Implementation
This project implements and compares 3 deep Q-networks in respect to the Unity’s Banana environment. The three networks tested are DQN, Double DQN, and Dueling DQN. Several other parameters tested include the use of noisy networks and priority replay buffers.
To setup the project, follow the instructions in the README file.
To implement the DQN network, simply indicate the type of network to run in the init__()
method of navigation.py file. In the run()
method, the configuration of the network can be changed, including the GAMMA and the LR (learning rate). One can also designate the use of noisy networks and priority replay buffers.
The results of the training will be stored in a folder called scores
location in the python
folder. After running several of the DQN networks, you can replay the trained agent by changing the isTest
variable passed into the run()
method. You should also change filename of the checkpoint in WatchSmartAgent
to the checkpoint you wish to replay. Furthermore, this method will display the scores of all trained agents in the scores
folder.
Only the DQN and DQN-noisy agents were able to receive an average reward of +13 over 100 episodes.
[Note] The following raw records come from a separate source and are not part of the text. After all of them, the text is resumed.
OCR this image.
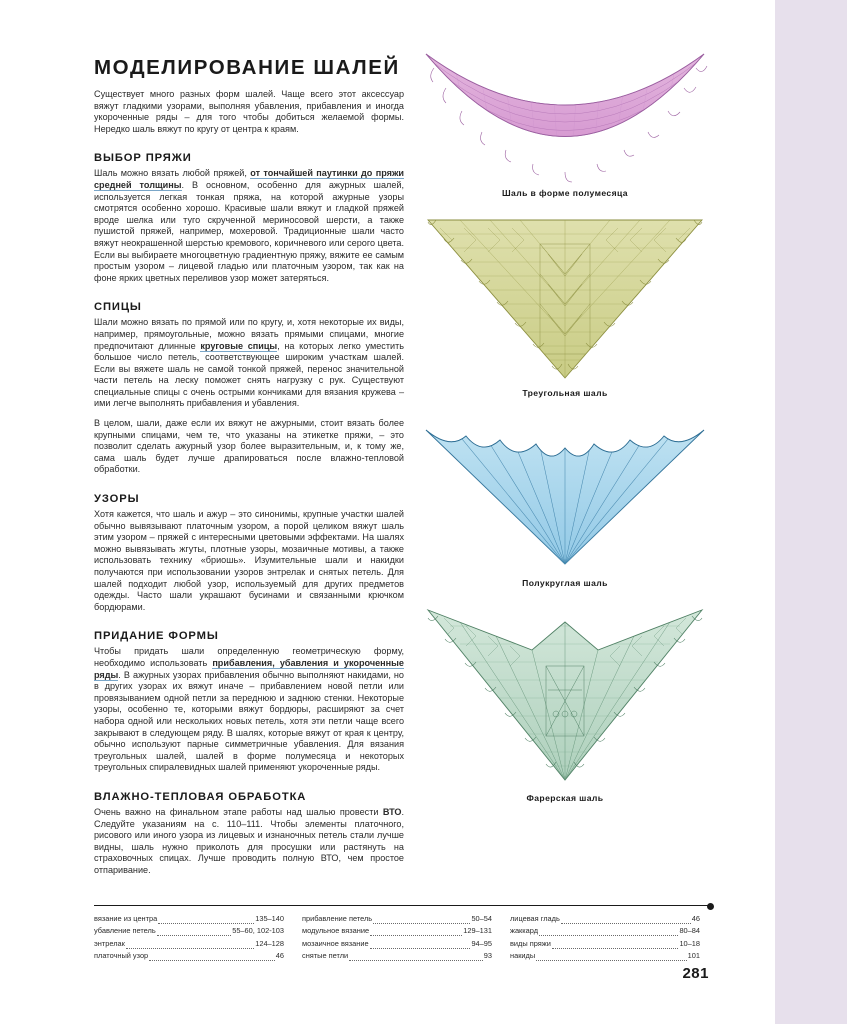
МОДЕЛИРОВАНИЕ ШАЛЕЙ

Существует много разных форм шалей. Чаще всего этот аксессуар вяжут гладкими узорами, выполняя убавления, прибавления и иногда укороченные ряды – для того чтобы добиться желаемой формы. Нередко шаль вяжут по кругу от центра к краям.

ВЫБОР ПРЯЖИ

Шаль можно вязать любой пряжей, от тончайшей паутинки до пряжи средней толщины. В основном, особенно для ажурных шалей, используется легкая тонкая пряжа, на которой ажурные узоры смотрятся особенно хорошо. Красивые шали вяжут и гладкой пряжей вроде шелка или туго скрученной мериносовой шерсти, а также пушистой пряжей, например, мохеровой. Традиционные шали часто вяжут неокрашенной шерстью кремового, коричневого или серого цвета. Если вы выбираете многоцветную градиентную пряжу, вяжите ее самым простым узором – лицевой гладью или платочным узором, так как на фоне ярких цветных переливов узор может затеряться.

СПИЦЫ

Шали можно вязать по прямой или по кругу, и, хотя некоторые их виды, например, прямоугольные, можно вязать прямыми спицами, многие предпочитают длинные круговые спицы, на которых легко уместить большое число петель, соответствующее широким участкам шалей. Если вы вяжете шаль не самой тонкой пряжей, перенос значительной части петель на леску поможет снять нагрузку с рук. Существуют специальные спицы с очень острыми кончиками для вязания кружева – ими легче выполнять прибавления и убавления.

В целом, шали, даже если их вяжут не ажурными, стоит вязать более крупными спицами, чем те, что указаны на этикетке пряжи, – это позволит сделать ажурный узор более выразительным, и, к тому же, сама шаль будет лучше драпироваться после влажно-тепловой обработки.

УЗОРЫ

Хотя кажется, что шаль и ажур – это синонимы, крупные участки шалей обычно вывязывают платочным узором, а порой целиком вяжут шаль этим узором – пряжей с интересными цветовыми эффектами. На шалях можно вывязывать жгуты, плотные узоры, мозаичные мотивы, а также использовать технику «бриошь». Изумительные шали и накидки получаются при использовании узоров энтрелак и снятых петель. Для шалей подходит любой узор, используемый для других предметов одежды. Часто шали украшают бусинами и связанными крючком бордюрами.

ПРИДАНИЕ ФОРМЫ

Чтобы придать шали определенную геометрическую форму, необходимо использовать прибавления, убавления и укороченные ряды. В ажурных узорах прибавления обычно выполняют накидами, но в других узорах их вяжут иначе – прибавлением новой петли или провязыванием одной петли за переднюю и заднюю стенки. Некоторые узоры, особенно те, которыми вяжут бордюры, расширяют за счет набора одной или нескольких новых петель, хотя эти петли чаще всего закрывают в следующем ряду. В шалях, которые вяжут от края к центру, обычно используют парные симметричные убавления. Для вязания треугольных шалей, шалей в форме полумесяца и некоторых треугольных спиралевидных шалей применяют укороченные ряды.

ВЛАЖНО-ТЕПЛОВАЯ ОБРАБОТКА

Очень важно на финальном этапе работы над шалью провести ВТО. Следуйте указаниям на с. 110–111. Чтобы элементы платочного, рисового или иного узора из лицевых и изнаночных петель стали лучше видны, шаль нужно приколоть для просушки или растянуть на страховочных спицах. Лучше проводить полную ВТО, чем простое отпаривание.

Шаль в форме полумесяца
Треугольная шаль
Полукруглая шаль
Фарерская шаль
вязание из центра	135–140
убавление петель	55–60, 102-103
энтрелак	124–128
платочный узор	46
прибавление петель	50–54
модульное вязание	129–131
мозаичное вязание	94–95
снятые петли	93
лицевая гладь	46
жаккард	80–84
виды пряжи	10–18
накиды	101
281
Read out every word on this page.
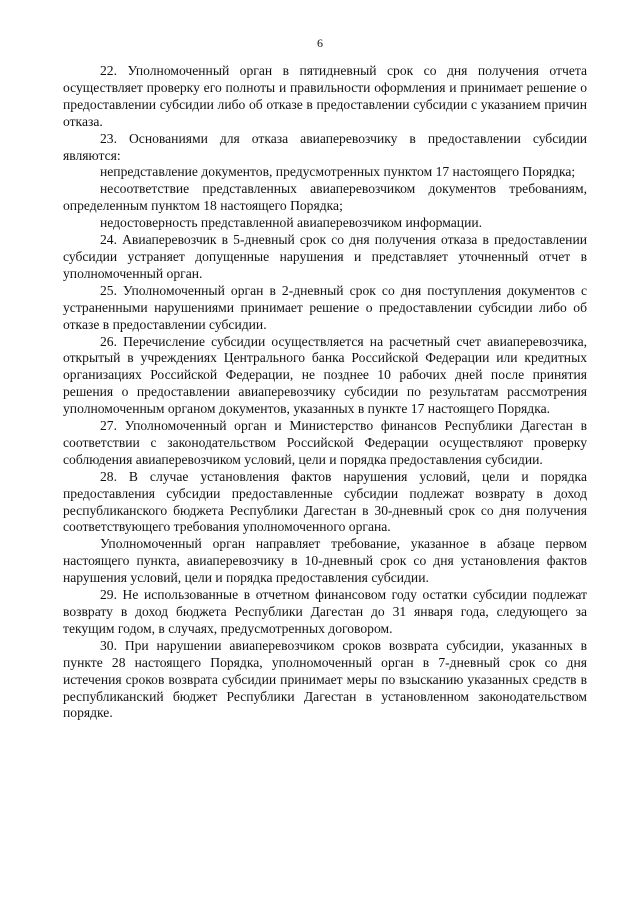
6

22. Уполномоченный орган в пятидневный срок со дня получения отчета осуществляет проверку его полноты и правильности оформления и принимает решение о предоставлении субсидии либо об отказе в предоставлении субсидии с указанием причин отказа.

23. Основаниями для отказа авиаперевозчику в предоставлении субсидии являются:

непредставление документов, предусмотренных пунктом 17 настоящего Порядка;

несоответствие представленных авиаперевозчиком документов требованиям, определенным пунктом 18 настоящего Порядка;

недостоверность представленной авиаперевозчиком информации.

24. Авиаперевозчик в 5-дневный срок со дня получения отказа в предоставлении субсидии устраняет допущенные нарушения и представляет уточненный отчет в уполномоченный орган.

25. Уполномоченный орган в 2-дневный срок со дня поступления документов с устраненными нарушениями принимает решение о предоставлении субсидии либо об отказе в предоставлении субсидии.

26. Перечисление субсидии осуществляется на расчетный счет авиаперевозчика, открытый в учреждениях Центрального банка Российской Федерации или кредитных организациях Российской Федерации, не позднее 10 рабочих дней после принятия решения о предоставлении авиаперевозчику субсидии по результатам рассмотрения уполномоченным органом документов, указанных в пункте 17 настоящего Порядка.

27. Уполномоченный орган и Министерство финансов Республики Дагестан в соответствии с законодательством Российской Федерации осуществляют проверку соблюдения авиаперевозчиком условий, цели и порядка предоставления субсидии.

28. В случае установления фактов нарушения условий, цели и порядка предоставления субсидии предоставленные субсидии подлежат возврату в доход республиканского бюджета Республики Дагестан в 30-дневный срок со дня получения соответствующего требования уполномоченного органа.

Уполномоченный орган направляет требование, указанное в абзаце первом настоящего пункта, авиаперевозчику в 10-дневный срок со дня установления фактов нарушения условий, цели и порядка предоставления субсидии.

29. Не использованные в отчетном финансовом году остатки субсидии подлежат возврату в доход бюджета Республики Дагестан до 31 января года, следующего за текущим годом, в случаях, предусмотренных договором.

30. При нарушении авиаперевозчиком сроков возврата субсидии, указанных в пункте 28 настоящего Порядка, уполномоченный орган в 7-дневный срок со дня истечения сроков возврата субсидии принимает меры по взысканию указанных средств в республиканский бюджет Республики Дагестан в установленном законодательством порядке.
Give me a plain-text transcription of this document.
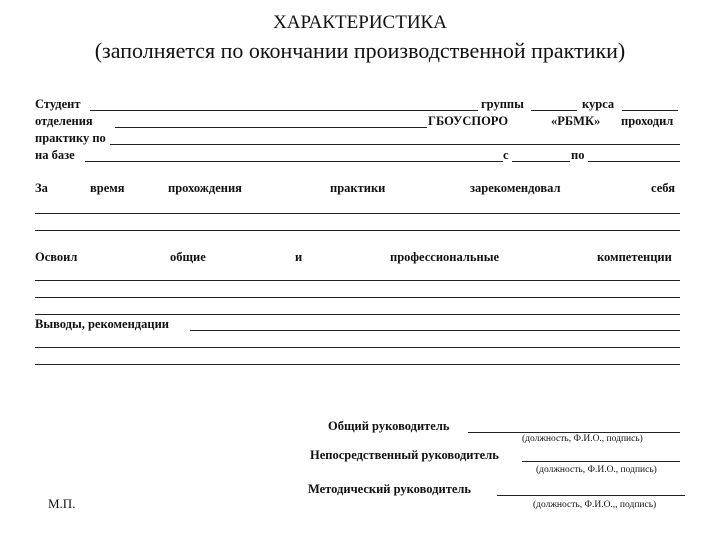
ХАРАКТЕРИСТИКА
(заполняется по окончании производственной практики)
Студент	группы	курса
отделения	ГБОУСПОРО	«РБМК» проходил
практику по
на базе	с	по
За	время	прохождения	практики	зарекомендовал	себя
Освоил	общие	и	профессиональные	компетенции
Выводы, рекомендации
Общий руководитель
(должность, Ф.И.О., подпись)
Непосредственный руководитель
(должность, Ф.И.О., подпись)
Методический руководитель
(должность, Ф.И.О.,, подпись)
М.П.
This average was accomplished after 600 episodes. With these agents, two hyperparameters where changed; GAMMA of .99 and a LR of 1e-4. The plot of rewards can be found here: https://github.com/gktval/DQN-banana/blob/main/Summary%20Results.png The scores of the weights from the DQN agent can be found here: https://github.com/gktval/DQN-banana/blob/main/python/scores/dqn_checkpoint.pth
Future work should include using a few of the networks not included in this submission, including distributed DQNs and rainbow networks.